La storia, tragica e di bruciante attualità, verte sul percorso di due ragazze appartenenti alla classe media e arruolate attraverso facebook o più in generale tramite social media dai fondamentalisti islamici, con l’inevitabile dramma che si apre nelle loro famiglie. Sonia e Mélanie hanno una vita agiata e in apparenza serena: scuola, amici, divertimenti, libri, genitori attenti e amorevoli. Ma qualcosa si incrina in loro e ne consegue una ribellione – contro il loro ambiente, le istituzioni, la Francia, il mondo occidentale – che le famiglie non riescono a intercettare, vivendo con profondo smarrimento la radicalizzazione di cui non avevano mai avuto sentore. Le ragazze ricercano un paradiso che il radicalismo islamico offre loro insieme a un percorso di follia, rivoluzione, utopia.
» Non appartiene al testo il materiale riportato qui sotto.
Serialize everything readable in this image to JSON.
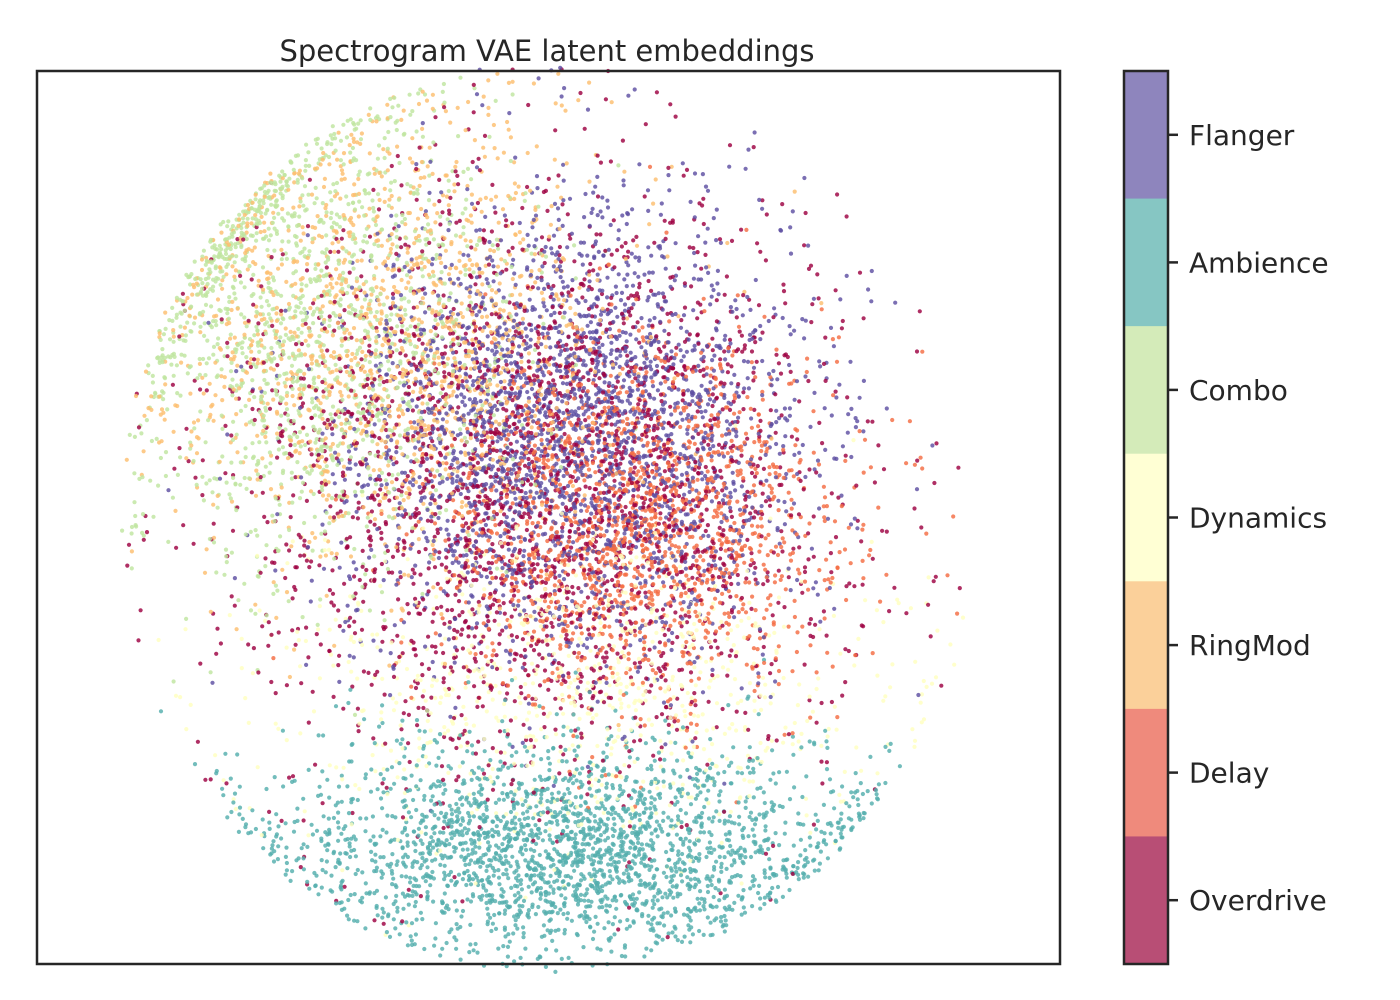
{
  "chart_data": {
    "type": "scatter",
    "title": "Spectrogram VAE latent embeddings",
    "xlabel": "",
    "ylabel": "",
    "xticks": [],
    "yticks": [],
    "grid": false,
    "colorbar": {
      "type": "discrete",
      "labels": [
        "Flanger",
        "Ambience",
        "Combo",
        "Dynamics",
        "RingMod",
        "Delay",
        "Overdrive"
      ],
      "colors": [
        "#8E85BD",
        "#86C6C3",
        "#D4EBB9",
        "#FFFFD4",
        "#FBD09A",
        "#EF8A7C",
        "#B84E75"
      ]
    },
    "series": [
      {
        "name": "Overdrive",
        "color": "#9E0142",
        "center": [
          -0.02,
          0.06
        ],
        "spread": [
          0.36,
          0.32
        ],
        "count": 2600
      },
      {
        "name": "Delay",
        "color": "#F46D43",
        "center": [
          0.24,
          -0.02
        ],
        "spread": [
          0.24,
          0.2
        ],
        "count": 1600
      },
      {
        "name": "RingMod",
        "color": "#FDBE6F",
        "center": [
          -0.38,
          0.4
        ],
        "spread": [
          0.28,
          0.26
        ],
        "count": 1500
      },
      {
        "name": "Dynamics",
        "color": "#FFFFBF",
        "center": [
          0.08,
          -0.38
        ],
        "spread": [
          0.4,
          0.18
        ],
        "count": 800
      },
      {
        "name": "Combo",
        "color": "#BFE5A0",
        "center": [
          -0.58,
          0.42
        ],
        "spread": [
          0.24,
          0.28
        ],
        "count": 1500
      },
      {
        "name": "Ambience",
        "color": "#54AEAD",
        "center": [
          0.04,
          -0.74
        ],
        "spread": [
          0.34,
          0.12
        ],
        "count": 2400
      },
      {
        "name": "Flanger",
        "color": "#5E4FA2",
        "center": [
          0.06,
          0.2
        ],
        "spread": [
          0.27,
          0.25
        ],
        "count": 2600
      }
    ]
  }
}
Dopo Les héritiers [proiettato in Italia con il titolo Una volta nella vita] del 2014, la regista torna sul tema degli adolescenti ribelli sotto la scottante angolatura del processo di radicalizzazione dei giovani francesi. Entrambe le protagoniste, Noémie Merlant (Sonia) e Naomi Amarger (Mélanie) – già interpreti di Les héritiers – vengono a confermare il loro talento e si calano con molta naturalezza nei panni di queste fanciulle tormentate che si lasciano reclutare nell’organizzazione dello Stato islamico, senza avere mai frequentato in precedenza né moschee né predicatori.
Tutto ha inizio in una periferia parigina all’alba di un giorno qualsiasi, quando la polizia fa irruzione nella villetta di Catherine (Sandrine Bonnaire) e Samir (Zinedine Soualem), ateo di origine maghrebina, per arrestare Sonia, che si apprestava a raggiungere il jihad in Siria. I genitori vengono a sapere, increduli, che la figlia stava per commettere un attentato. Ha inizio allora la loro lunga e dolorosa lotta contro la “stregoneria”, che si era impossessata della ragazza convincendola che il jihad avrebbe protetto la sua famiglia da un mondo catapultato verso l’autodistruzione e garantire così, con il suo sacrificio, un posto in paradiso ai suoi cari. Privata di ogni mezzo di comunicazione, rabbiosa e violenta, Sonia arriva a rubare un cellulare per visionare nuovamente un video islamico.
In una zona opposta della città, altrettanto periferica, Mélanie sedicenne senza storia, cresciuta dalla madre divorziata Sylvie (Clotilde Courau), trascorre le sue giornate fra la scuola, gli amici, le lezioni di violoncello e il volontariato. Finché non inizia a chattare con un “principe”, agente del Califfato, che non conosce ma che trova le parole di cui evidentemente la ragazza avvertiva il bisogno, tanto che riesce a farle il lavaggio del cervello: prigioniera dell’amore per il “principe” e priva di qualsiasi pensiero autonomo, si sente ormai pronta a tutto. Anche in questo caso, devastati dai sensi di colpa per non essersi accorti di nulla, i parenti assistono sgomenti alla metamorfosi della ragazza. Mélanie, che qualche settimana prima si esercitava al violoncello sulle note di Bach, sotto il letto nasconde il niqab e il tappetino e si collega a filmati di leoni che uccidono degli animali per nutrire il branco, metafora che viene ad avvalorare la necessità della morte dell’altro.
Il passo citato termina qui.